Although disappointing economic data earlier weakened equities, they edged higher late in the day as a drop through a key technical level in the Standard & Poor's 500 index triggered technical buying.

The US Energy Information Administration said in its report that crude inventories rose 4.11 mn bbl in the week to August 20, dwarfing a forecast for a build of 200,000 bbl. However, crude oil inventories at the key Cushing, Oklahoma, delivery hub fell 779,000 bbl to 36.3 mn bbl, the only bullish feature in the weekly report. Gasoline inventories were 2.27 mn barrels higher, at odds with forecasts of a small drawdown. Distillate stocks increased by a higher than expected 1.76 mn bbl. In aggregate, commercial crude and product stocks rose to 1.139 bn bbl last week, topping the record weekly high of 1.13 bn bbl set in the week to August 13.

Oil futures got hammered early in the session as data showed sales of new US single-family homes slumped to the slowest pace on record in July. That came on top of a private sector report on Tuesday that sales of previously owned homes in the same month plunged to their slowest pace in 15 years.

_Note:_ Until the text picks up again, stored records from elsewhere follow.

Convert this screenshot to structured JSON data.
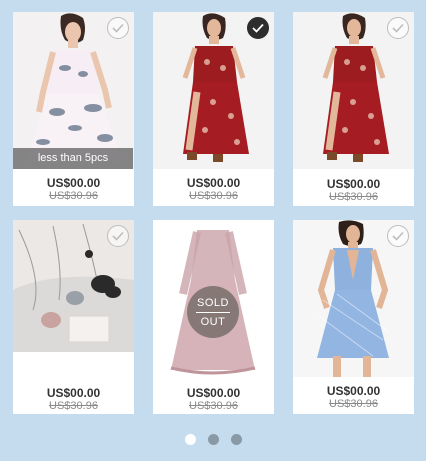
{
  "products": [
    {
      "price": "US$00.00",
      "original_price": "US$30.96",
      "selected": false,
      "badge": "less than 5pcs"
    },
    {
      "price": "US$00.00",
      "original_price": "US$30.96",
      "selected": true
    },
    {
      "price": "US$00.00",
      "original_price": "US$30.96",
      "selected": false
    },
    {
      "price": "US$00.00",
      "original_price": "US$30.96",
      "selected": false
    },
    {
      "price": "US$00.00",
      "original_price": "US$30.96",
      "selected": false,
      "sold_out": {
        "top": "SOLD",
        "bottom": "OUT"
      }
    },
    {
      "price": "US$00.00",
      "original_price": "US$30.96",
      "selected": false
    }
  ],
  "pagination": {
    "pages": 3,
    "current": 1
  },
  "colors": {
    "background": "#c5dcef",
    "selected_check": "#2d2d2d",
    "dot_active": "#ffffff",
    "dot_inactive": "#8a99a6"
  }
}
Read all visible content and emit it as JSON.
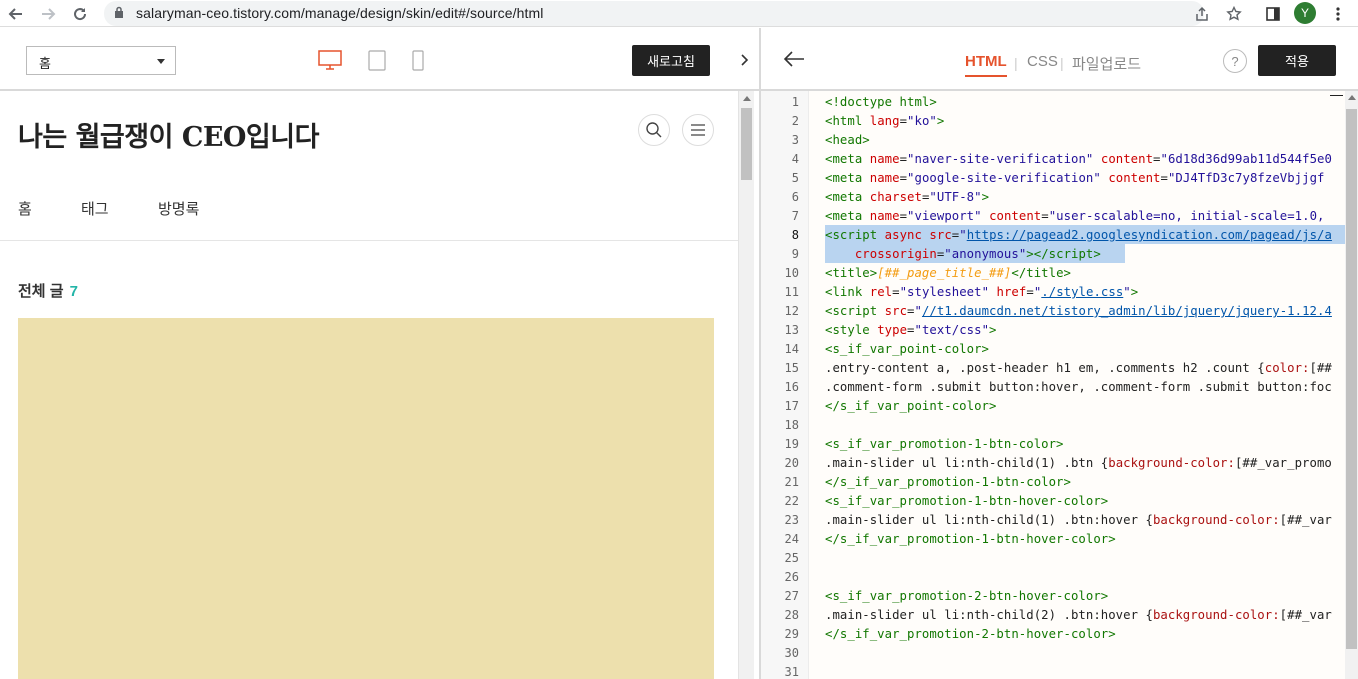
{
  "browser": {
    "url": "salaryman-ceo.tistory.com/manage/design/skin/edit#/source/html",
    "profile_initial": "Y",
    "icons": [
      "back-icon",
      "forward-icon",
      "reload-icon",
      "lock-icon",
      "share-icon",
      "star-icon",
      "sidepanel-icon",
      "kebab-icon"
    ]
  },
  "left": {
    "page_select": "홈",
    "refresh_button": "새로고침",
    "blog_title": "나는 월급쟁이 CEO입니다",
    "nav": [
      "홈",
      "태그",
      "방명록"
    ],
    "post_label": "전체 글",
    "post_count": "7",
    "thumbnail_color": "#ede0ad"
  },
  "right": {
    "tabs": [
      "HTML",
      "CSS",
      "파일업로드"
    ],
    "separator": "|",
    "help": "?",
    "apply_button": "적용",
    "accent": "#e5532d"
  },
  "code": {
    "line_numbers": [
      "1",
      "2",
      "3",
      "4",
      "5",
      "6",
      "7",
      "8",
      "9",
      "10",
      "11",
      "12",
      "13",
      "14",
      "15",
      "16",
      "17",
      "18",
      "19",
      "20",
      "21",
      "22",
      "23",
      "24",
      "25",
      "26",
      "27",
      "28",
      "29",
      "30",
      "31"
    ],
    "l4_content_val": "\"6d18d36d99ab11d544f5e0",
    "l5_content_val": "\"DJ4TfD3c7y8fzeVbjjgf",
    "l7_content_val": "\"user-scalable=no, initial-scale=1.0,",
    "l8_url": "https://pagead2.googlesyndication.com/pagead/js/a",
    "l10_var": "[##_page_title_##]",
    "l11_href": "./style.css",
    "l12_src": "//t1.daumcdn.net/tistory_admin/lib/jquery/jquery-1.12.4",
    "l15_text": ".entry-content a, .post-header h1 em, .comments h2 .count {",
    "l15_prop": "color:",
    "l15_tail": "[##",
    "l16_text": ".comment-form .submit button:hover, .comment-form .submit button:foc",
    "l20_sel": ".main-slider ul li:nth-child(1) .btn {",
    "l20_prop": "background-color:",
    "l20_tail": "[##_var_promo",
    "l23_sel": ".main-slider ul li:nth-child(1) .btn:hover {",
    "l23_prop": "background-color:",
    "l23_tail": "[##_var",
    "l28_sel": ".main-slider ul li:nth-child(2) .btn:hover {",
    "l28_prop": "background-color:",
    "l28_tail": "[##_var"
  }
}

A separate government report showed that orders for long-lasting US manufactured goods, excluding transportation equipment, posted their biggest drop in 1.5 years in July.

Moving forward, despite yesterday’s relief rally, and even though we think oil looks oversold at this point, we still see precious few drivers for oil futures, which means we could see more downside today if today’s weekly jobless claims data are as bleak as may be expected. In the upshot, we could see more pressure on the USD 70 mark or even a breach of this resistance level.